Lavatorio de los pies.

En mis reflexiones diarias he llegado a una conclusión: "todos queremos ser buenos y hacer el bien". Diría con mayor énfasis que, ser libre es hacer eso que quiero hacer, y que supuestamente es hacer el bien. Y me apoyo en las experiencias que todos experimentamos cuando las cosas nos salen de acuerdo con lo que pensamos: realmente nos sentimos bien.
Cuando nuestra conciencia coincide con lo que estamos haciendo, en la mayoría de los casos, sentimos paz y un gozo interior que nos afirma que realmente eso es lo que debemos hacer y que lo hacemos totalmente libres, porque en caso contrario, de sentirme obligado, el gozo ya no sería pleno. Otra cosa es que, en muchos casos, nuestra conciencia no está bien formada y se confunden entre lo que me apetece (egoísmo) y lo que realmente es un bien.
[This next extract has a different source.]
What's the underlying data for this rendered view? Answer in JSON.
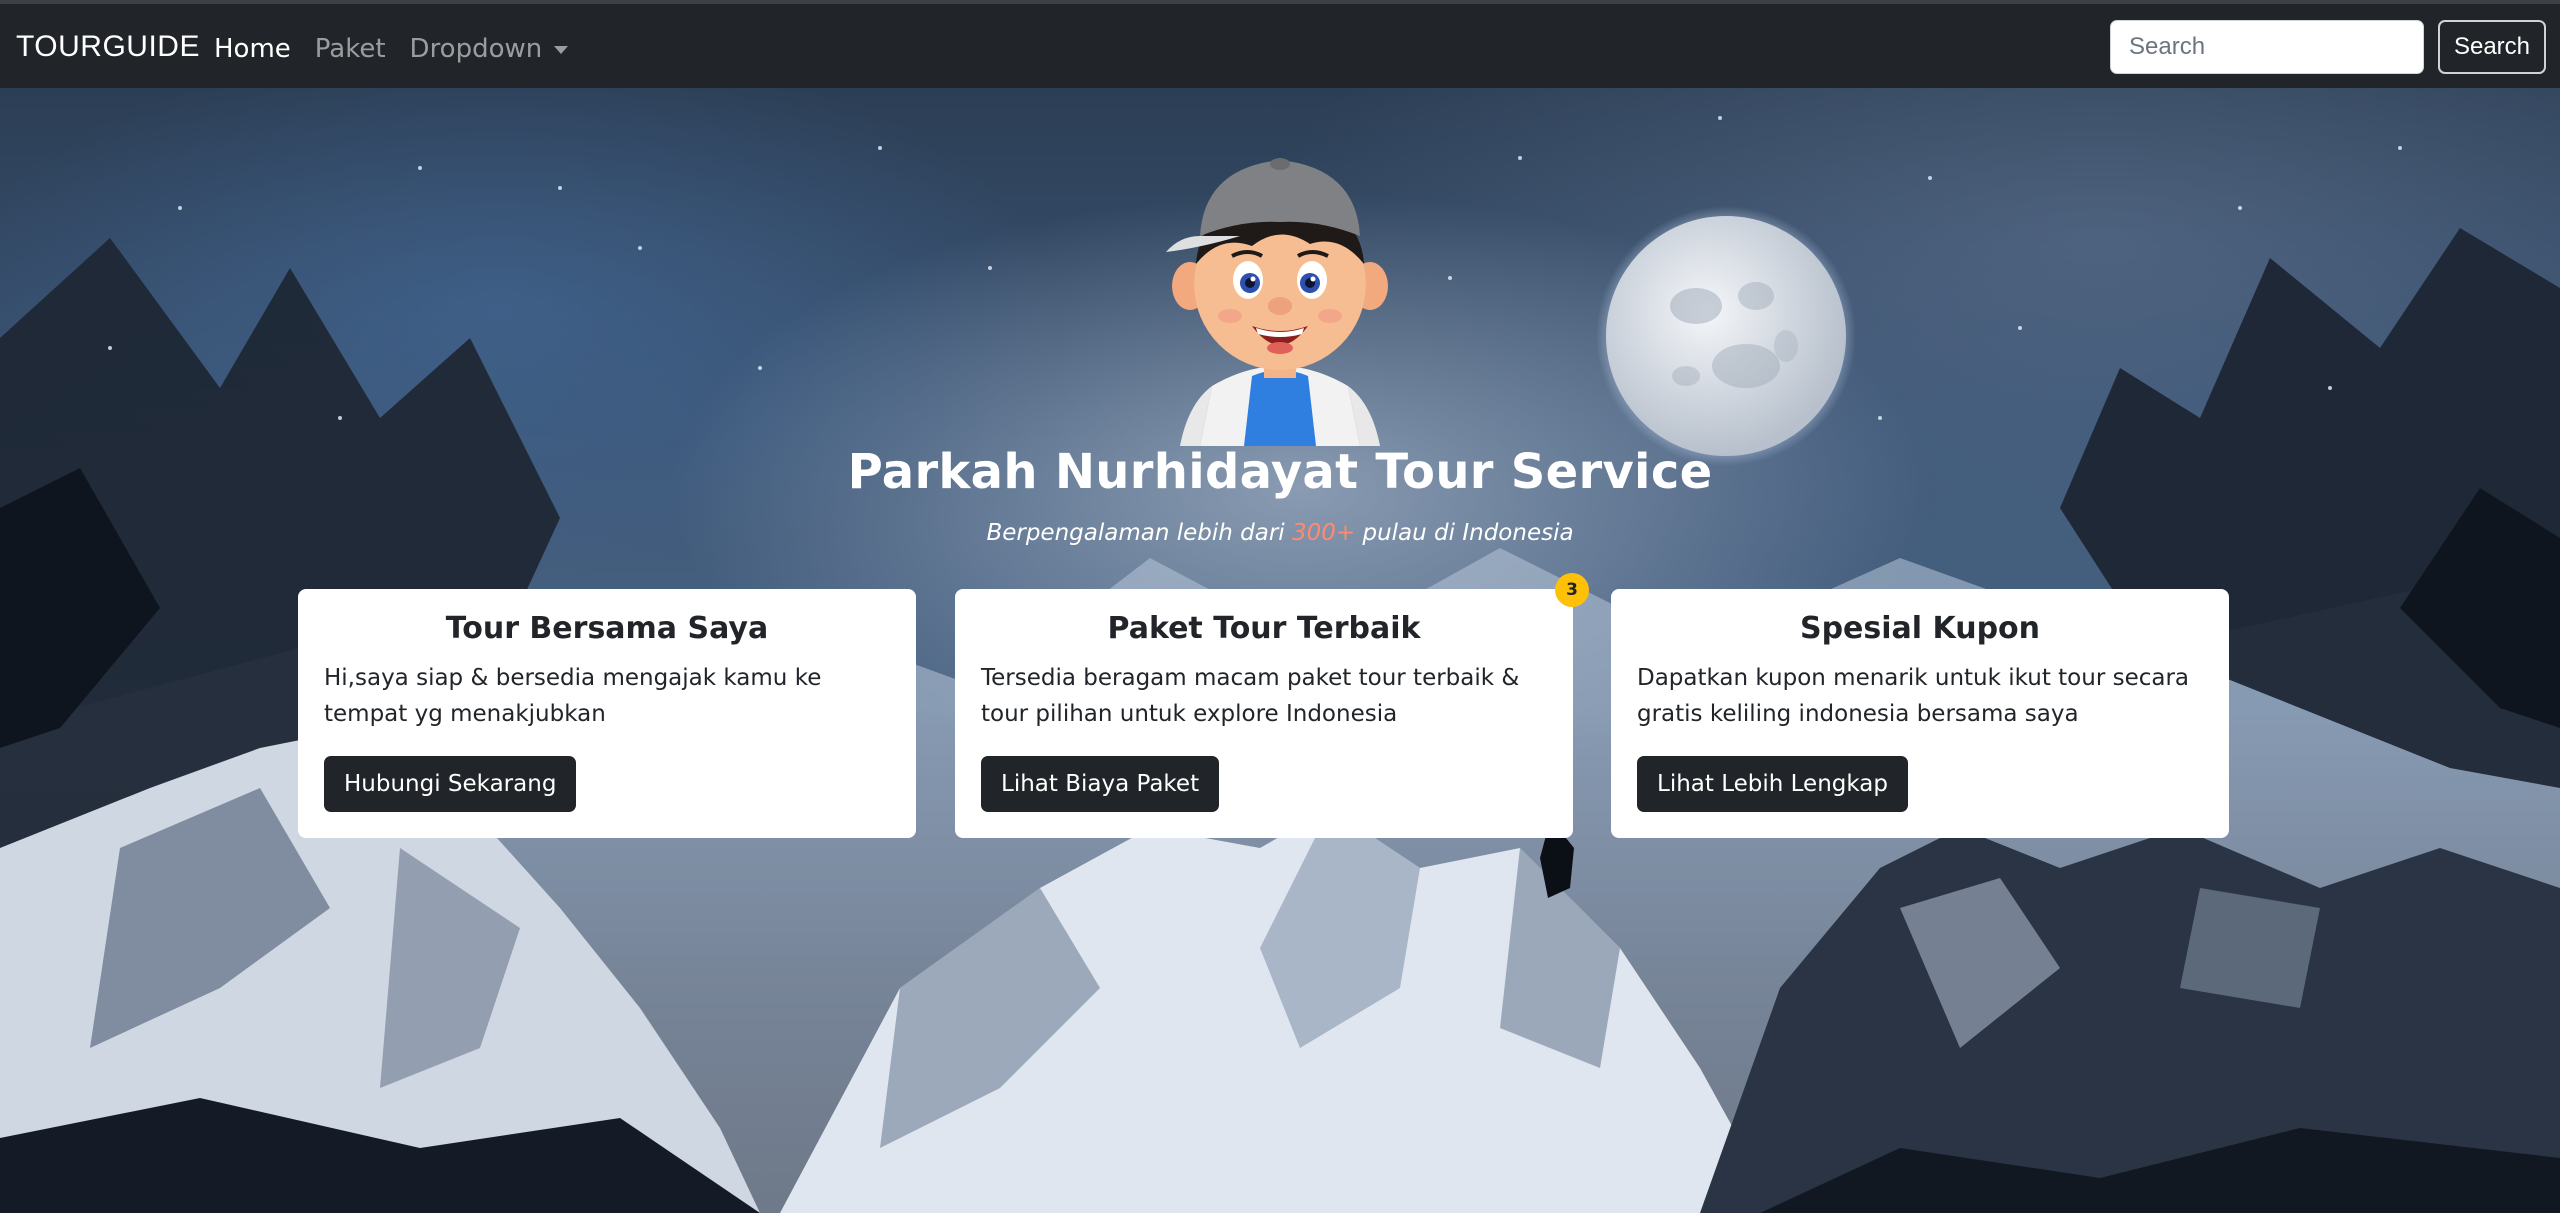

Pero en el fondo de nuestro entendimiento y conciencia, hay impreso una Ley Natural que me ayuda a distinguir el bien del mal de una forma genérica. Si bien, debo desarrollarla y formarla para poder aplicarla en momento puntuales y concretos. Todos, en resumen, buscamos sentirnos bien haciendo el bien, y eso se nota en la sociedad. Desde ahí se explica tantas cosas buenas que hay; desde ahí se explica tantas instituciones que buscan hacer justicia y respetar la dignidad del hombre.

Nadie quiere hacer a otro lo que no quiere que le hagan a él. Y en el supuesto que lo haga, su conciencia le delata y le descubre que eso no está bien. Empieza entonces la lucha interior que ensoberbecido trata de justificarse y de buscar razones que le encubran su delito y su mala actitud. Es la demagogia del autoengaño y autotraición tan ampliamente ya tratada en este blog. Sin embargo, todos estamos irresistiblemente atraídos a hacer el bien.



Y eso nadie lo puede negar. A menos que hurguemos en nuestro interior, bañados de auténtica sinceridad, nos daremos cuenta que nadie busca el mal, porque nuestro destino es hacer el bien. Incluso, los mayores terroristas, criminales han nacido para hacer el bien, sólo que sus desvíos y malformaciones de conciencia le han confundido y han sido arrastradas por los instintos y apetencias sensoriales y animales. Nace entonces el fuego de la soberbia ,que degenera en envidia y venganza, para terminar en muerte y tragedia.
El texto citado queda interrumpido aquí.